The Data Science Life Cycle
For one thing, the concept of Data Science is relatively new: the definition of ‘Data Scientist’ (coined in 2008 and popularised in 2012) continues to evolve. Now the concept of Data Science involves a whole spectrum of tasks which you might have accomplished on your way to earning your degree. According to the School of information at Berkeley, the Data Science Life Cycle has five stages:
1. Capture: In this stage, the data scientist acquires the data via one or more means: by actively creating new data, obtaining existing data produced by organisations or receiving data created by devices.
2. Maintain: This stage is mainly about data integration and pre-processing without deriving commercial values from it just yet. The idea is to prepare your data for the synthesis and usage in the next stage. Maintenance tasks include data warehousing, data cleansing and the extract-transform-load (ETL) processes where data staging occurs.
3. Process: This stage is all about data mining, namely, discovering patterns in the dataset. A variety of methods are adopted: be it simple summarization or more advanced methods like clustering and classification.
4. Analyse: In this stage people extract insights from the dataset using both quantitative and qualitative analysis. Tasks range from Exploratory Data Analysis (EDA) and confirmatory analysis to regressions and predictive modelling. Text analytics and Natural Language Processing are also becoming increasingly popular in the context of customer comment or legal document analysis.
5. Communicate: The last stage is about communicating your results to stakeholders. This includes data reporting and visualization, and usually some business intelligence and commercial impact analysis to inform decision makers.
Now that you have a basic understanding of the tasks a Data Scientist performs on a day-to-day basis, it is clear to see that a STEM subject could help you kick-start your career as long as it includes in-depth knowledge of maths and statistics, some solid programming, and also some comprehensive practices of data collection, data cleaning, data analysis and data reporting. Hands-on experience working with different datasets would certainly help. There is also an abundance of books, handouts and online courses out there for you to learn along the way.
Core Competencies as a Data Scientist
What kind of data scientist is the market looking for? Before we land onto this subject, we need to look at the diverse types of careers related to data. Not just Data Scientists – there are also Business Analysts, Data Developers and Data Engineers. The skillset and knowledge required for each of the job family varies.
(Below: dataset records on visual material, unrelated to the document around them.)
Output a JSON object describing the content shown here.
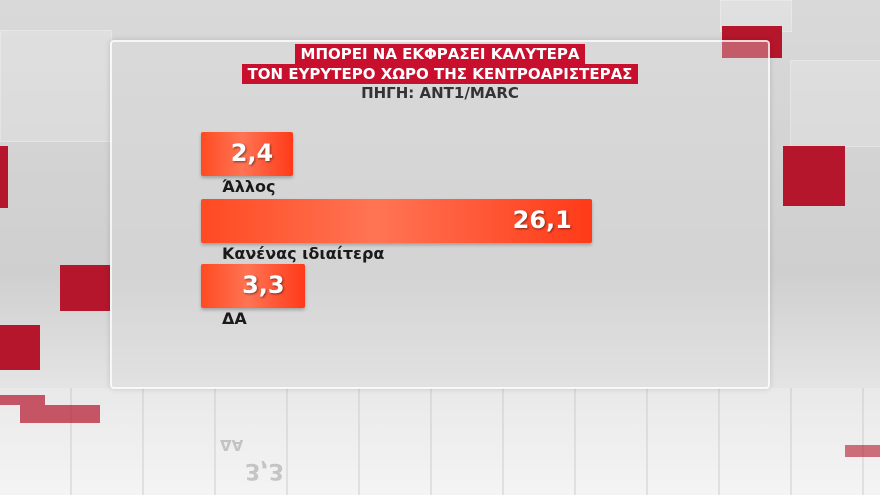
{
  "header": {
    "title_lines": [
      "ΜΠΟΡΕΙ ΝΑ ΕΚΦΡΑΣΕΙ ΚΑΛΥΤΕΡΑ",
      "ΤΟΝ ΕΥΡΥΤΕΡΟ ΧΩΡΟ ΤΗΣ ΚΕΝΤΡΟΑΡΙΣΤΕΡΑΣ"
    ],
    "source": "ΠΗΓΗ: ANT1/MARC"
  },
  "colors": {
    "bar": "#ff4a22",
    "title_bg": "#c8102e",
    "accent_tiles": "#b5162b"
  },
  "chart_data": {
    "type": "bar",
    "orientation": "horizontal",
    "title": "ΜΠΟΡΕΙ ΝΑ ΕΚΦΡΑΣΕΙ ΚΑΛΥΤΕΡΑ ΤΟΝ ΕΥΡΥΤΕΡΟ ΧΩΡΟ ΤΗΣ ΚΕΝΤΡΟΑΡΙΣΤΕΡΑΣ",
    "categories": [
      "Άλλος",
      "Κανένας ιδιαίτερα",
      "ΔΑ"
    ],
    "values": [
      2.4,
      26.1,
      3.3
    ],
    "value_labels": [
      "2,4",
      "26,1",
      "3,3"
    ],
    "grid": false
  }
}
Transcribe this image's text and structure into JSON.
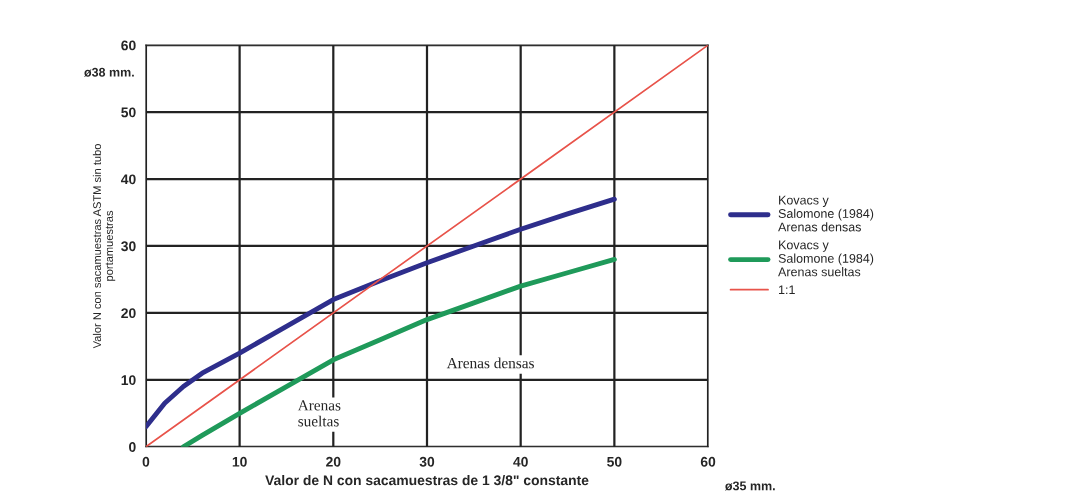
{
  "chart_data": {
    "type": "line",
    "xlabel": "Valor de N con sacamuestras de 1 3/8\" constante",
    "ylabel": "Valor N con sacamuestras ASTM sin tubo\nportamuestras",
    "xlim": [
      0,
      60
    ],
    "ylim": [
      0,
      60
    ],
    "xticks": [
      0,
      10,
      20,
      30,
      40,
      50,
      60
    ],
    "yticks": [
      0,
      10,
      20,
      30,
      40,
      50,
      60
    ],
    "grid": true,
    "legend": "right",
    "marker": "none",
    "line_style": "solid",
    "series": [
      {
        "name": "Kovacs y\nSalomone (1984)\nArenas densas",
        "color": "#2e2e8c",
        "x": [
          0,
          2,
          4,
          6,
          10,
          15,
          20,
          25,
          30,
          35,
          40,
          45,
          50
        ],
        "values": [
          3,
          6.5,
          9,
          11,
          14,
          18,
          22,
          24.8,
          27.5,
          30,
          32.5,
          34.8,
          37
        ]
      },
      {
        "name": "Kovacs y\nSalomone (1984)\nArenas sueltas",
        "color": "#1f9a5a",
        "x": [
          4,
          6,
          10,
          15,
          20,
          25,
          30,
          35,
          40,
          45,
          50
        ],
        "values": [
          0,
          1.7,
          5,
          9,
          13,
          16,
          19,
          21.5,
          24,
          26,
          28
        ]
      },
      {
        "name": "1:1",
        "color": "#e8534a",
        "x": [
          0,
          60
        ],
        "values": [
          0,
          60
        ]
      }
    ],
    "annotations": [
      "ø38 mm.",
      "ø35 mm.",
      "Arenas densas",
      "Arenas\nsueltas"
    ]
  }
}
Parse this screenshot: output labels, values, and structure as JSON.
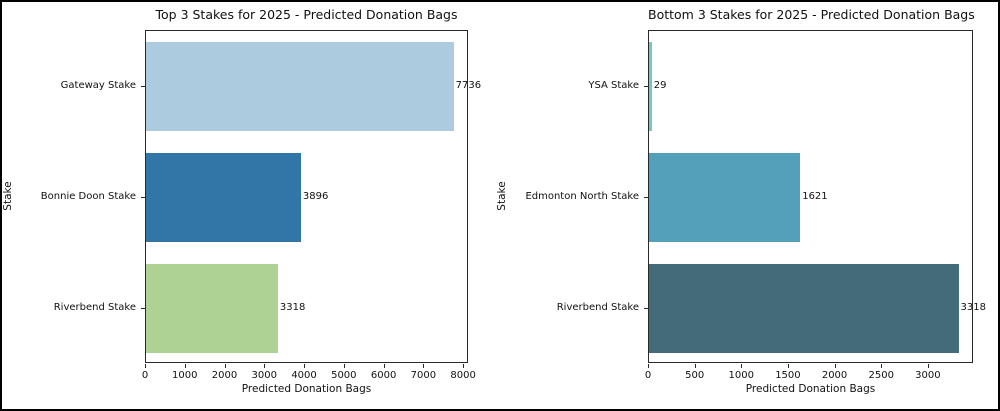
{
  "figure": {
    "background": "#ffffff",
    "border_color": "#000000",
    "spine_color": "#2a2a2a",
    "text_color": "#111111"
  },
  "chart_data": [
    {
      "type": "bar",
      "orientation": "horizontal",
      "title": "Top 3 Stakes for 2025 - Predicted Donation Bags",
      "categories": [
        "Gateway Stake",
        "Bonnie Doon Stake",
        "Riverbend Stake"
      ],
      "values": [
        7736,
        3896,
        3318
      ],
      "value_labels": [
        "7736",
        "3896",
        "3318"
      ],
      "bar_colors": [
        "#accbdf",
        "#3276a8",
        "#aed293"
      ],
      "xlabel": "Predicted Donation Bags",
      "ylabel": "Stake",
      "xlim": [
        0,
        8123
      ],
      "xticks": [
        0,
        1000,
        2000,
        3000,
        4000,
        5000,
        6000,
        7000,
        8000
      ],
      "grid": false,
      "legend": null
    },
    {
      "type": "bar",
      "orientation": "horizontal",
      "title": "Bottom 3 Stakes for 2025 - Predicted Donation Bags",
      "categories": [
        "YSA Stake",
        "Edmonton North Stake",
        "Riverbend Stake"
      ],
      "values": [
        29,
        1621,
        3318
      ],
      "value_labels": [
        "29",
        "1621",
        "3318"
      ],
      "bar_colors": [
        "#74c8c0",
        "#52a0ba",
        "#436b79"
      ],
      "xlabel": "Predicted Donation Bags",
      "ylabel": "Stake",
      "xlim": [
        0,
        3484
      ],
      "xticks": [
        0,
        500,
        1000,
        1500,
        2000,
        2500,
        3000
      ],
      "grid": false,
      "legend": null
    }
  ]
}
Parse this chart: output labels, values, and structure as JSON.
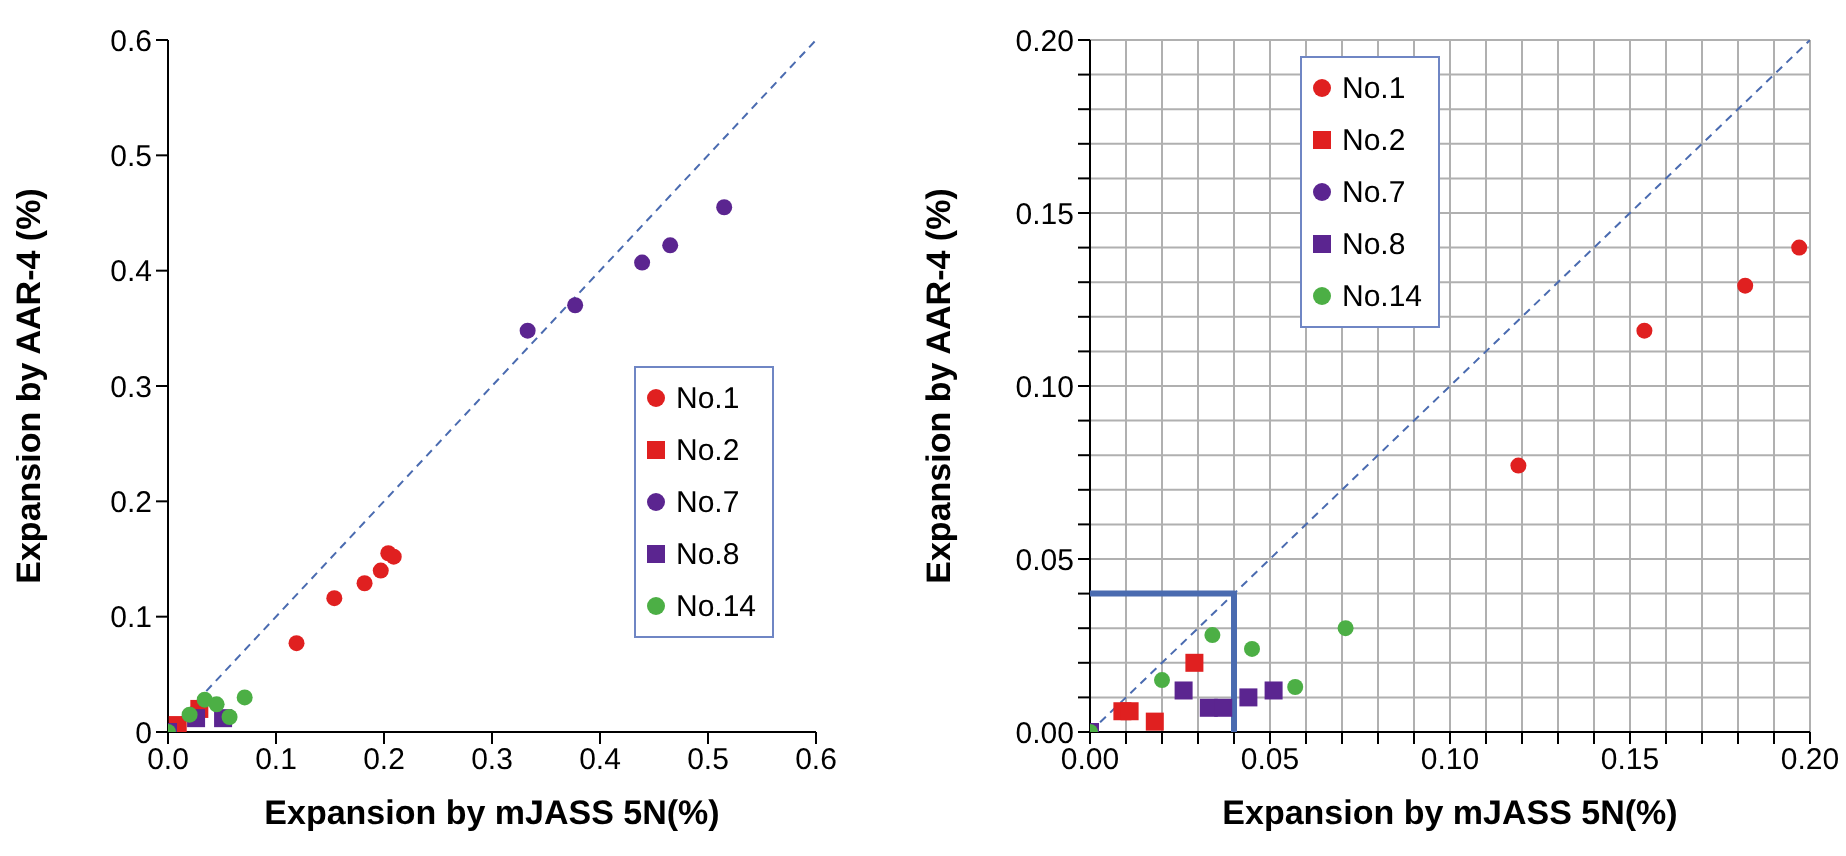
{
  "chart_data": [
    {
      "type": "scatter",
      "xlabel": "Expansion by mJASS 5N(%)",
      "ylabel": "Expansion by AAR-4 (%)",
      "xlim": [
        0,
        0.6
      ],
      "ylim": [
        0,
        0.6
      ],
      "xticks": [
        {
          "value": 0,
          "label": "0.0"
        },
        {
          "value": 0.1,
          "label": "0.1"
        },
        {
          "value": 0.2,
          "label": "0.2"
        },
        {
          "value": 0.3,
          "label": "0.3"
        },
        {
          "value": 0.4,
          "label": "0.4"
        },
        {
          "value": 0.5,
          "label": "0.5"
        },
        {
          "value": 0.6,
          "label": "0.6"
        }
      ],
      "yticks": [
        0,
        {
          "value": 0.1,
          "label": "0.1"
        },
        {
          "value": 0.2,
          "label": "0.2"
        },
        {
          "value": 0.3,
          "label": "0.3"
        },
        {
          "value": 0.4,
          "label": "0.4"
        },
        {
          "value": 0.5,
          "label": "0.5"
        },
        {
          "value": 0.6,
          "label": "0.6"
        }
      ],
      "grid": false,
      "legend": "bottom right",
      "series": [
        {
          "type": "line",
          "color": "#4a6bb0",
          "line_style": "dashed",
          "marker": "none",
          "x": [
            0,
            0.6
          ],
          "values": [
            0,
            0.6
          ]
        },
        {
          "name": "No.1",
          "color": "#e02020",
          "marker": "circle",
          "x": [
            0.119,
            0.154,
            0.182,
            0.197,
            0.204,
            0.209
          ],
          "values": [
            0.077,
            0.116,
            0.129,
            0.14,
            0.155,
            0.152
          ]
        },
        {
          "name": "No.2",
          "color": "#e02020",
          "marker": "square",
          "x": [
            0.009,
            0.029
          ],
          "values": [
            0.006,
            0.02
          ]
        },
        {
          "name": "No.7",
          "color": "#5b2590",
          "marker": "circle",
          "x": [
            0.333,
            0.377,
            0.439,
            0.465,
            0.515
          ],
          "values": [
            0.348,
            0.37,
            0.407,
            0.422,
            0.455
          ]
        },
        {
          "name": "No.8",
          "color": "#5b2590",
          "marker": "square",
          "x": [
            0,
            0.026,
            0.051
          ],
          "values": [
            0,
            0.012,
            0.012
          ]
        },
        {
          "name": "No.14",
          "color": "#4caf45",
          "marker": "circle",
          "x": [
            0,
            0.02,
            0.034,
            0.045,
            0.057,
            0.071
          ],
          "values": [
            0,
            0.015,
            0.028,
            0.024,
            0.013,
            0.03
          ]
        }
      ]
    },
    {
      "type": "scatter",
      "xlabel": "Expansion by mJASS 5N(%)",
      "ylabel": "Expansion by AAR-4 (%)",
      "xlim": [
        0,
        0.2
      ],
      "ylim": [
        0,
        0.2
      ],
      "xticks": [
        {
          "value": 0,
          "label": "0.00"
        },
        {
          "value": 0.01,
          "label": null
        },
        {
          "value": 0.02,
          "label": null
        },
        {
          "value": 0.03,
          "label": null
        },
        {
          "value": 0.04,
          "label": null
        },
        {
          "value": 0.05,
          "label": "0.05"
        },
        {
          "value": 0.06,
          "label": null
        },
        {
          "value": 0.07,
          "label": null
        },
        {
          "value": 0.08,
          "label": null
        },
        {
          "value": 0.09,
          "label": null
        },
        {
          "value": 0.1,
          "label": "0.10"
        },
        {
          "value": 0.11,
          "label": null
        },
        {
          "value": 0.12,
          "label": null
        },
        {
          "value": 0.13,
          "label": null
        },
        {
          "value": 0.14,
          "label": null
        },
        {
          "value": 0.15,
          "label": "0.15"
        },
        {
          "value": 0.16,
          "label": null
        },
        {
          "value": 0.17,
          "label": null
        },
        {
          "value": 0.18,
          "label": null
        },
        {
          "value": 0.19,
          "label": null
        },
        {
          "value": 0.2,
          "label": "0.20"
        }
      ],
      "yticks": [
        {
          "value": 0,
          "label": "0.00"
        },
        {
          "value": 0.01,
          "label": null
        },
        {
          "value": 0.02,
          "label": null
        },
        {
          "value": 0.03,
          "label": null
        },
        {
          "value": 0.04,
          "label": null
        },
        {
          "value": 0.05,
          "label": "0.05"
        },
        {
          "value": 0.06,
          "label": null
        },
        {
          "value": 0.07,
          "label": null
        },
        {
          "value": 0.08,
          "label": null
        },
        {
          "value": 0.09,
          "label": null
        },
        {
          "value": 0.1,
          "label": "0.10"
        },
        {
          "value": 0.11,
          "label": null
        },
        {
          "value": 0.12,
          "label": null
        },
        {
          "value": 0.13,
          "label": null
        },
        {
          "value": 0.14,
          "label": null
        },
        {
          "value": 0.15,
          "label": "0.15"
        },
        {
          "value": 0.16,
          "label": null
        },
        {
          "value": 0.17,
          "label": null
        },
        {
          "value": 0.18,
          "label": null
        },
        {
          "value": 0.19,
          "label": null
        },
        {
          "value": 0.2,
          "label": "0.20"
        }
      ],
      "grid": true,
      "legend": "top left",
      "series": [
        {
          "type": "line",
          "color": "#4a6bb0",
          "line_style": "dashed",
          "marker": "none",
          "x": [
            0,
            0.2
          ],
          "values": [
            0,
            0.2
          ]
        },
        {
          "type": "line",
          "color": "#4a6bb0",
          "line_style": "solid",
          "marker": "none",
          "x": [
            0,
            0.04,
            0.04
          ],
          "values": [
            0.04,
            0.04,
            0
          ]
        },
        {
          "name": "No.1",
          "color": "#e02020",
          "marker": "circle",
          "x": [
            0.119,
            0.154,
            0.182,
            0.197
          ],
          "values": [
            0.077,
            0.116,
            0.129,
            0.14
          ]
        },
        {
          "name": "No.2",
          "color": "#e02020",
          "marker": "square",
          "x": [
            0.009,
            0.011,
            0.018,
            0.029
          ],
          "values": [
            0.006,
            0.006,
            0.003,
            0.02
          ]
        },
        {
          "name": "No.7",
          "color": "#5b2590",
          "marker": "circle"
        },
        {
          "name": "No.8",
          "color": "#5b2590",
          "marker": "square",
          "x": [
            0,
            0.026,
            0.033,
            0.037,
            0.044,
            0.051
          ],
          "values": [
            0,
            0.012,
            0.007,
            0.007,
            0.01,
            0.012
          ]
        },
        {
          "name": "No.14",
          "color": "#4caf45",
          "marker": "circle",
          "x": [
            0,
            0.02,
            0.034,
            0.045,
            0.057,
            0.071
          ],
          "values": [
            0,
            0.015,
            0.028,
            0.024,
            0.013,
            0.03
          ]
        }
      ]
    }
  ]
}
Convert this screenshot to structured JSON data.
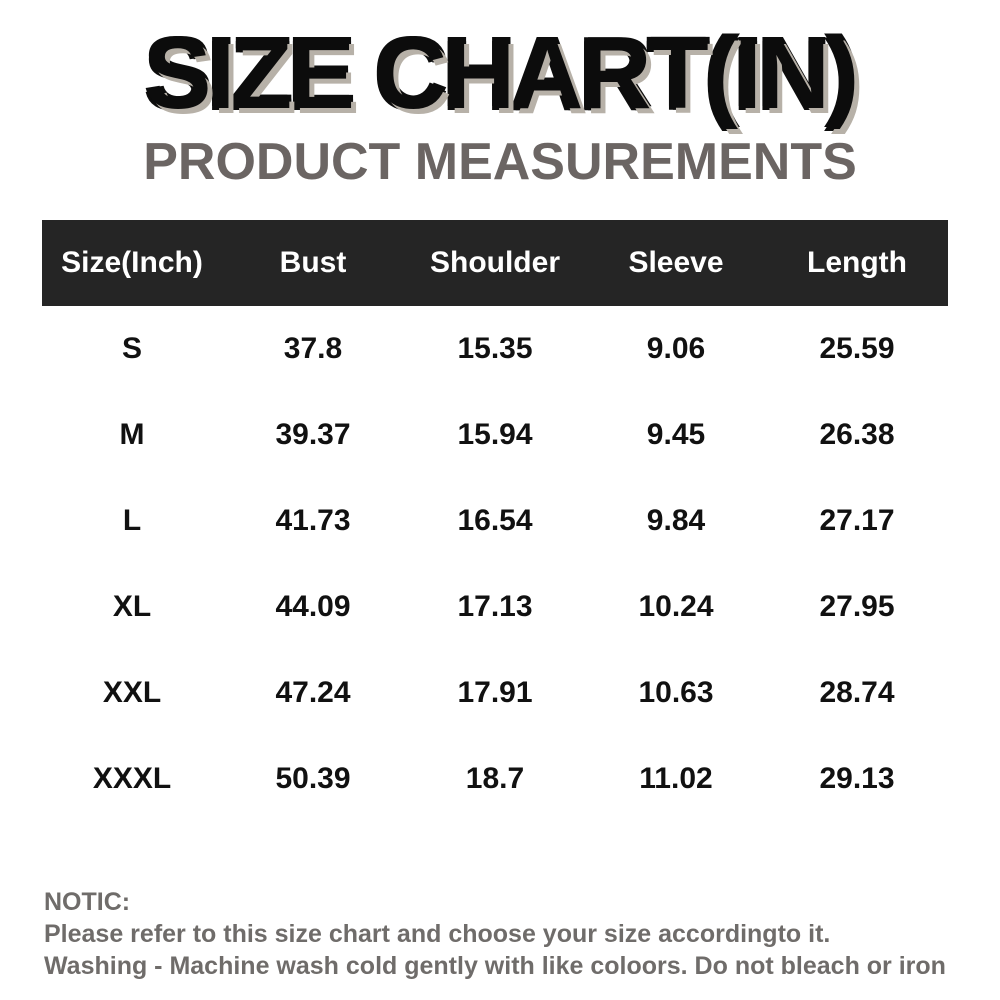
{
  "header": {
    "title": "SIZE CHART(IN)",
    "subtitle": "PRODUCT MEASUREMENTS"
  },
  "table": {
    "columns": [
      "Size(Inch)",
      "Bust",
      "Shoulder",
      "Sleeve",
      "Length"
    ],
    "rows": [
      [
        "S",
        "37.8",
        "15.35",
        "9.06",
        "25.59"
      ],
      [
        "M",
        "39.37",
        "15.94",
        "9.45",
        "26.38"
      ],
      [
        "L",
        "41.73",
        "16.54",
        "9.84",
        "27.17"
      ],
      [
        "XL",
        "44.09",
        "17.13",
        "10.24",
        "27.95"
      ],
      [
        "XXL",
        "47.24",
        "17.91",
        "10.63",
        "28.74"
      ],
      [
        "XXXL",
        "50.39",
        "18.7",
        "11.02",
        "29.13"
      ]
    ]
  },
  "notes": {
    "heading": "NOTIC:",
    "line1": "Please refer to this size chart and choose your size accordingto it.",
    "line2": "Washing - Machine wash cold gently with like coloors. Do not bleach or iron"
  },
  "colors": {
    "header_bg": "#252525",
    "subtitle": "#6b6563",
    "notes_text": "#6f6c6a"
  }
}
A conference paper by De Mauro et al.1 analysed vast amounts of job posts published online and shed some light on the skills required to thrive in the data industry. For example, Business Analysts are leaning more towards the commercial side of the picture: they are often equipped with effective communication skills and financial acumen to transform insights from the data into business impacts. However, on your career path as a data scientist, you probably need more than that — the focus of your skillset is on analytical methods and the ability of transforming data into actual insights.
As a data scientist, you need to be proficient in utilizing data warehouses and be adept at querying or extracting data from databases — whether in the cloud or on your local machine. It is also your responsibility to leverage the data at hand: to identify patterns, extract information despite noises and design models and implement them for descriptive or predictive purposes with the business context in mind. Therefore, a solid understanding of statistics is a must, and you will also need some programming skills to implement your model in R, Python or other languages. Furthermore, as a data scientist you would seek to continually improve your metrics and statistical models and integrate research and learning as part of that process – so a ‘scientist mindset’ would be helpful as you accumulate expertise through trial and error.